37. The interpretation put forward by the respondents is bound to cause greater hardship, inconvenience and even injustice to some extent to the parties. The process of arbitration even under 1996 Act encumber some process which concludes after considerable lapse of time. To compel the parties, particularly a party who had succeeded to undergo the arbitral process all over again does not appear to be in conformity with the scheme of the Act. The provisions of Section 34 are quite pari materia to the provisions of Article 34 of the Model Law except that the proviso and explanation have been added to Section 34(2)(iv). The attempt under the Model Law and the Indian Law appears to circumscribe the jurisdiction of the court to set aside an award. There is nothing in the provisions of the Act and for that matter absolutely nothing in the Model Law which can debar the court from applying the principle of severability provided it is otherwise called for in the facts and circumstances of the case and in accordance with law. The courts will not get into the merits of the dispute. Thus, the interpretation which should be accepted by the court should be the one which will tilt in favour of the Model Laws, scheme of the Act and the objects sought to be achieved by the Act of 1996.

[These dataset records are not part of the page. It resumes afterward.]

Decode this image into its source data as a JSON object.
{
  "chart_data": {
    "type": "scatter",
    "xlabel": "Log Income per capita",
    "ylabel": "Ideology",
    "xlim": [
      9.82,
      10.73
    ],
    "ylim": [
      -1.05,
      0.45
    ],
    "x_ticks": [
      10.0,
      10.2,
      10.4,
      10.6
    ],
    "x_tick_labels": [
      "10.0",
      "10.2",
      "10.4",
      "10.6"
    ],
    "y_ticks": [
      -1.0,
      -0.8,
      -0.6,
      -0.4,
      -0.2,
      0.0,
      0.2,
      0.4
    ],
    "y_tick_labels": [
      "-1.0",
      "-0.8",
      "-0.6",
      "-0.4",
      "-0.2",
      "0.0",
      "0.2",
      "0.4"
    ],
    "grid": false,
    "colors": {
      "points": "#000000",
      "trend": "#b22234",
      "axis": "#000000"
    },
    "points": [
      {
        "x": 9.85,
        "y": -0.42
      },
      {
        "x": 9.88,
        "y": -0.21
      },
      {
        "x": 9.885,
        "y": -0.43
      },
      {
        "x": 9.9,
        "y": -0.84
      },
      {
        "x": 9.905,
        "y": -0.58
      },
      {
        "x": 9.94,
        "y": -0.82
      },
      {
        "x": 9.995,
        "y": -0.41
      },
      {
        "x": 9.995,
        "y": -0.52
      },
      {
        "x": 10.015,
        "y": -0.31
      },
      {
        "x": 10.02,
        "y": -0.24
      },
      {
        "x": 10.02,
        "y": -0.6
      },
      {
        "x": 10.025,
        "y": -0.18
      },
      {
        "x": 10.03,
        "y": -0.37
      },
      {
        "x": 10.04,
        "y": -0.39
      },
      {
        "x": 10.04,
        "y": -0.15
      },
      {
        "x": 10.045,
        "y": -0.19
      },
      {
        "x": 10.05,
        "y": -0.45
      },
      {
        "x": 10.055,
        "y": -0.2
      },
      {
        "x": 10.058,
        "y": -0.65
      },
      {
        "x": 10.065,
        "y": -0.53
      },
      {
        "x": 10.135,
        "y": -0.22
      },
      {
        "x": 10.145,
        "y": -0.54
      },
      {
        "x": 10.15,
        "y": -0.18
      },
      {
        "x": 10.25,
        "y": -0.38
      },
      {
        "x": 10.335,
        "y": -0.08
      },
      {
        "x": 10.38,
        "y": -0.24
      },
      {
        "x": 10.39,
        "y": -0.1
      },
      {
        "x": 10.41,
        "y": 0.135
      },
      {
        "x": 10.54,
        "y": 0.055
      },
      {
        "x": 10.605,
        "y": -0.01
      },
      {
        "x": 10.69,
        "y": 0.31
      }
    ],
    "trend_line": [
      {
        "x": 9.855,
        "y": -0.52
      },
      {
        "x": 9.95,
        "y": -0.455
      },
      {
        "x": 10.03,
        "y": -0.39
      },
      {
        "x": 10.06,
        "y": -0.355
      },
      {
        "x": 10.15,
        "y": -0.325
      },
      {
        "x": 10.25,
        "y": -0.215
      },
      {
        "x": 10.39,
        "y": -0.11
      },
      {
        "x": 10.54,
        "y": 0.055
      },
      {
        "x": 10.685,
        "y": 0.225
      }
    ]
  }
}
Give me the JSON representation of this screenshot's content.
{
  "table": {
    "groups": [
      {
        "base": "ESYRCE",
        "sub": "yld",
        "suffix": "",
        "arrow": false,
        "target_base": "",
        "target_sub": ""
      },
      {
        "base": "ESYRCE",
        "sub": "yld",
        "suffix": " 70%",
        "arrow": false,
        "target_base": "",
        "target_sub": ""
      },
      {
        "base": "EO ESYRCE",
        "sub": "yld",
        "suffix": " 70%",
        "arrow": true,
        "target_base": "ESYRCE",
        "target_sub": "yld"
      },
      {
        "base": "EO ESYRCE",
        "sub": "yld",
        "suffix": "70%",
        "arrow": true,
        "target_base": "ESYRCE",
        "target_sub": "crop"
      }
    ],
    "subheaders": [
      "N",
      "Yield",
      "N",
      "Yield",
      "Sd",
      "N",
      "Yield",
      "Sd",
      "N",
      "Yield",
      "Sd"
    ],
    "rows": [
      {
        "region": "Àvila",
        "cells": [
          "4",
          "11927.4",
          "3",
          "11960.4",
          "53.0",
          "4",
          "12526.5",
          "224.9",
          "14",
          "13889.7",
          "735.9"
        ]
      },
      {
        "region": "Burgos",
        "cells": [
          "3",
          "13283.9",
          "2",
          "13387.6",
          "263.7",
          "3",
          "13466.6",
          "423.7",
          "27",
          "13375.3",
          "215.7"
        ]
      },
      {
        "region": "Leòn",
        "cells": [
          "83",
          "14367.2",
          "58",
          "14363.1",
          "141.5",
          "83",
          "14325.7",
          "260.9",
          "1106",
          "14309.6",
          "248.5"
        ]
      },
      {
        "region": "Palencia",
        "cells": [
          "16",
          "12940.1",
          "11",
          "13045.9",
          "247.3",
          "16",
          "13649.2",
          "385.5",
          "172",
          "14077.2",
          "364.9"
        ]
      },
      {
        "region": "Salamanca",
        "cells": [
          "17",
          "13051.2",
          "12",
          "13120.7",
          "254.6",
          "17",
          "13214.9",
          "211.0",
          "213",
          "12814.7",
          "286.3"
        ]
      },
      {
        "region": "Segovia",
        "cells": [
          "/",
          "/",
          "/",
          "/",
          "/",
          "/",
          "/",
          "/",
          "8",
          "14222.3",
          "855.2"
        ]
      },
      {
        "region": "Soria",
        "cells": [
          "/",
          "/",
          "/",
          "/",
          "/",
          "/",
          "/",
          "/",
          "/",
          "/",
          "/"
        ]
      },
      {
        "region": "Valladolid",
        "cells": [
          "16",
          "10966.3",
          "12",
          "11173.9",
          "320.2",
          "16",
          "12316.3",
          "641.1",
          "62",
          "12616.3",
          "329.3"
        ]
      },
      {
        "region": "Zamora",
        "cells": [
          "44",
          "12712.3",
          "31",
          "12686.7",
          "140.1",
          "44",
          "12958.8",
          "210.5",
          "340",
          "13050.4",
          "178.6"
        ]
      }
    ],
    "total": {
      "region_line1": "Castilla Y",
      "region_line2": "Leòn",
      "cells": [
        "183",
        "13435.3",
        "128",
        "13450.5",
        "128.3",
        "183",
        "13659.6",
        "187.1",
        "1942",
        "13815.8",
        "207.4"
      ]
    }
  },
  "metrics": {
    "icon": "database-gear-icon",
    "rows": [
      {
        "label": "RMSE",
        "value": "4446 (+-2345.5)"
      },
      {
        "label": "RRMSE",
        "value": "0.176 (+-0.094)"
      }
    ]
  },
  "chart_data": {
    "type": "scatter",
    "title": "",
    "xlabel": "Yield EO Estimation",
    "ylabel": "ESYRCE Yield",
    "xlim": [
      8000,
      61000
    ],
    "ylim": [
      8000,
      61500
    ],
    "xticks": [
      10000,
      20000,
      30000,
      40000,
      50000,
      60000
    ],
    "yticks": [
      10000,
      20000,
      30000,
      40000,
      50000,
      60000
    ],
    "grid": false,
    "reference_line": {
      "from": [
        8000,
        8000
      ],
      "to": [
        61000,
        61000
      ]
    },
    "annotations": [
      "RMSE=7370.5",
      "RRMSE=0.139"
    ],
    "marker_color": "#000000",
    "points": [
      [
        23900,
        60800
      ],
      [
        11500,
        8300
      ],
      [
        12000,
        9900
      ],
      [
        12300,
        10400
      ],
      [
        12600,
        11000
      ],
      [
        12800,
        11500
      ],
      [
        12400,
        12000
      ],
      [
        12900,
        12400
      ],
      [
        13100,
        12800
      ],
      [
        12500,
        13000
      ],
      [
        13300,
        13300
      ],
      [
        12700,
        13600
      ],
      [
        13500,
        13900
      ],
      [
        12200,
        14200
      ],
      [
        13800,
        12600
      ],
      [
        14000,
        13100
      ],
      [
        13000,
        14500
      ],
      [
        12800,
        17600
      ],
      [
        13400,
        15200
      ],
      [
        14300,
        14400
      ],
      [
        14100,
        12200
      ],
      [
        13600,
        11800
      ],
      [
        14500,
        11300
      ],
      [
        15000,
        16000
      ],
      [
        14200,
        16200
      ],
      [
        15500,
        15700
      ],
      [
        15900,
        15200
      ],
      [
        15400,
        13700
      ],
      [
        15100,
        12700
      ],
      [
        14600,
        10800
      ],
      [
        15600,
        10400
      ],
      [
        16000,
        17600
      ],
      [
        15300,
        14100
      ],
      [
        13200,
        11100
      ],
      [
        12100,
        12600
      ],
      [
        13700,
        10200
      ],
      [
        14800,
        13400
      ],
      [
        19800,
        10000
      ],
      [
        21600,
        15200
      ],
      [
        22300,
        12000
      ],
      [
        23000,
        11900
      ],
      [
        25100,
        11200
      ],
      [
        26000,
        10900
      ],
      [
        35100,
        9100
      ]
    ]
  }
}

38. For the reasons afore recorded, we are of the considered view that the dictum of law stated by the Division Bench in the case of Ms. Pushpa Mulchandani (supra) is not the correct exposition of law. We would predicate the contrary view expressed by different Benches of this Court for the reasons stated in those judgments in addition to what we have held hereinabove. It is difficult to prescribe legal panacea which, with regard to the applicability of the principle of severability can be applied uniformally to all cases. We find that the principle of law enunciated by us hereinabove is more in comity to object of the Act, legislative intent, UNCITRAL Model Law and will serve the ends of justice better. Thus, we proceed to record our answers to the questions framed as follows:

1. The judicial discretion vested in the court in terms of the provisions of Section 34 of the Arbitration and Conciliation Act, 1996 takes within its ambit power to set aside an award partly or wholly depending on the facts and circumstances of the given case. In our view, the provisions of Section 34 read as a whole and in particular Section 34(2) do not admit of interpretation which will divest the court of competent jurisdiction to apply the principle of severability to the award of the Arbitral Tribunal, legality of which is questioned before the court. The Legislature has vested wide discretion in the court to set aside an award wholly or partly, of course, within the strict limitations stated in the said provisions. The scheme of the Act, the language of the provisions and the legislative intent does not support the view that judicial discretion of the court is intended to be whittled down by these provisions.

2. The proviso to Section 34(2)(a)(iv) has to be read ejusdem generis to the main section, as in cases falling in that category, there would be an absolute duty on the court to invoke the principle of severability where the matter submitted to arbitration can clearly be separated from the matters not referred to arbitration and decision thereupon by the Arbitral Tribunal.

39. Having answered the questions framed, we direct that this appeal and the arbitration petitions be placed before the appropriate Bench for disposal in accordance with law.